2- la poursuite et la progression du projet académique premier degré,

  • 3- la prise en compte croissante de l’enseignement public de l’occitan par les collectivités territoriales (poursuite du travail en synergie avec la Région, aide aux projets pédagogiques, engagements nouveaux de la Ville de Montpellier, engagement de municipalités pour les rassemblements du premier degré…)

 

  • Mais ils déplorent

  • 1- que la convention Région / Rectorat n’ait pas été signée
  • 2- que le CALR qui devait se tenir à l’automne 2014 n’ait pas été convoqué.
  • 3- qu’il soit difficile, y compris au cours des CALR (rapports non entendus, compte rendus inexistants) d’avoir une vision globale de la situation de l’enseignement de l’occitan dans l’académie. La plupart des courriers adressés à Mme le Recteur sur toute question et les demandes d’audience sont restés sans réponse : 14 octobre 2014, 12 janvier et 17 mars 2015. Une seule réponse a été apportée concernant le collège du Vigan (lettre CREO 12 avril 2015, réponse 18 mai 2015).
  • 4- que, après le départ de Monsieur Millangue, DASEN de l’Aude et chargé des langues régionales, le CREO n’ait pu obtenir d’information sur sa succession ni par conséquent demander une entrevue au chargé de mission actuel.
  • 5- que la situation de l’enseignement du second degré soit toujours globalement difficile
  • insuffisance du suivi entre premier et second degré, notamment pour l’enseignement bilingue : cf. problème soumis à Monsieur le DASEN du Gard de l’enseignement de DNL au Vigan, impossibilité d’assurer l’enseignement de DNL à Clermont l’Hérault.
  • insuffisance du suivi entre le collège et le lycée. Malgré la volonté rectorale du respect de la carte des langues, par exemple, dans le département du Gard, le lycée de Milhaud ne propose pas l’occitan alors que ses trois collèges de secteur le proposent en enseignement bilingue, option à 1h et option à 2h (Saint-Gilles, Vauvert, Vergèze). Un élève, souhaitant continuer l’occitan se voit dans l’obligation de demander une dérogation pour le lycée Hemingway (qui ne propose pas l’occitan !), et se voit refuser une dérogation pour le lycée Daudet (qui d’après les services de la DASEN 30 ne propose plus l’occitan depuis deux ans ! – information bien évidemment erronée).
  • travail en projet considérablement réduit du fait de la suppression, il y a trois ans, du dispositif d’animation pédagogique qui ancrait l’enseignement de l’occitan dans la cohérence d’un projet académique interdisciplinaire. Encore cette année, en particulier, les « journées lycée » n’ont pas pu être organisées. Grâce à l’engagement financier de la région et au volontariat de certains collègues, quelques belles réalisations (théâtre, chant) ont toutefois vu le jour et les 4 rassemblements 1er degré se sont tenus
  • suppression des moyens spécifiques (dotation MEN de 5 ½ ETP depuis 1995).
  • non demande d’entrants par l’Académie depuis des années, ce qui a pour conséquence le blocage des mutations et l’étiolement de l’encadrement. Or nous manquons cruellement d’enseignants. Nous sommes passés de 56 professeurs en 2005- 2006 (dont 46 certifiés) à 43 en 2014-2105, dont 4 contractuels. Pourtant, le vivier existe, notamment grâce aux bons résultats de la formation dispensée par l’Université Paul Valéry et par l’ESPE de Montpellier : les 3 étudiants qui préparaient le CAPES en 2015 ont été admis et une étudiante à distance a obtenu le CAFEP.
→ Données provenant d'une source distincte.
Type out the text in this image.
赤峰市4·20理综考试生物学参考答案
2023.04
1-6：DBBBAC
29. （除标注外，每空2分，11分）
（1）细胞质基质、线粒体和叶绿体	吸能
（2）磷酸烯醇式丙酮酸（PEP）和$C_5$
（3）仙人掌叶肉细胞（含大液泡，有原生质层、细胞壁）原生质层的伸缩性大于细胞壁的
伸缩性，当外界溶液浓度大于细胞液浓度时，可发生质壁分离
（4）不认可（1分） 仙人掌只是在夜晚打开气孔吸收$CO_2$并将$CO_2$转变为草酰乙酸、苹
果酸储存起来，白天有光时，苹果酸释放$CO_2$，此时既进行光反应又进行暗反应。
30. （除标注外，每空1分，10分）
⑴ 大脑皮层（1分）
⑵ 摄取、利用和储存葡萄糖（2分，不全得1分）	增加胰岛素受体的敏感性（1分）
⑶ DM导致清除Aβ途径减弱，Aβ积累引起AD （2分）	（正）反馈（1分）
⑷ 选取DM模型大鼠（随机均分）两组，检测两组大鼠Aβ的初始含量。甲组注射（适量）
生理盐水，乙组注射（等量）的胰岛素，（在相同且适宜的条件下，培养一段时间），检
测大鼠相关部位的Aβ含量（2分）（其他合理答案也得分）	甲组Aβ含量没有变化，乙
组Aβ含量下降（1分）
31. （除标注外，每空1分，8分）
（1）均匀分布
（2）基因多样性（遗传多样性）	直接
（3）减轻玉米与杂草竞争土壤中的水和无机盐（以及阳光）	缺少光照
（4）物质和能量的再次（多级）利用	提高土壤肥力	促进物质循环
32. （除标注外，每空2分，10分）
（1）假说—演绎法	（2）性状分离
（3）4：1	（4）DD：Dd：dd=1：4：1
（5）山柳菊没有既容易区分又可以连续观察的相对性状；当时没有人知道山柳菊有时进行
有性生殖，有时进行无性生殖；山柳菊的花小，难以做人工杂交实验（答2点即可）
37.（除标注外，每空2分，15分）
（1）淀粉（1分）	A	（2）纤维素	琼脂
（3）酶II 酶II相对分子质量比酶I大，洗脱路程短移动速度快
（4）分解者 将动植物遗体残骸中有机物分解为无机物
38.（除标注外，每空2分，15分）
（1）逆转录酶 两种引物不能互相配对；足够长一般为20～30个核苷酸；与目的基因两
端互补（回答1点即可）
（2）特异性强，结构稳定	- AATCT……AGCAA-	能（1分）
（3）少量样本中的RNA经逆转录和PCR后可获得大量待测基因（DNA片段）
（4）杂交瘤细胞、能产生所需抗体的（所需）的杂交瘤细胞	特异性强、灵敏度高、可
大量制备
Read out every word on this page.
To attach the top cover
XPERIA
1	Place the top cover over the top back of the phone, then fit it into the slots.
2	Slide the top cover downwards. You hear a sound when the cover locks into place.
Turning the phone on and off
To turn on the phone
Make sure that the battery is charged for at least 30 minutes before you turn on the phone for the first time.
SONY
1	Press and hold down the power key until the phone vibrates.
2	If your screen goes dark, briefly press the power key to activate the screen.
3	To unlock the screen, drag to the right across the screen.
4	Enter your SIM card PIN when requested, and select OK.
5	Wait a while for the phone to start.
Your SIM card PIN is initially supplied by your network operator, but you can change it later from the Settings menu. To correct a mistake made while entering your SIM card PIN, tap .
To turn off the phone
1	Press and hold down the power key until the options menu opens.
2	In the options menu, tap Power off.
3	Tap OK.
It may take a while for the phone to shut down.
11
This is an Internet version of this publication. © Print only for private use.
En conclusion, les associations et syndicats signataires

  • demandent que les instances de discussion avec l’administration soient plus nombreuses en amont des ouvertures de sites et implantations de postes. Nous devons passer à une politique d’offre publique d’enseignement de langues régionales, conformément aux volontés ministérielles réaffirmées par la Loi d’Orientation 2013
  • rappellent que l’État reste non seulement le garant de la politique éducative à égalité sur tout le territoire mais qu’il lui appartient aussi d’organiser cette politique – ce qui suppose qu’il démontre sa capacité à instruire les dossiers et à produire une anticipation stratégique pour assurer le développement de l’enseignement des langues régionales à l’Ecole.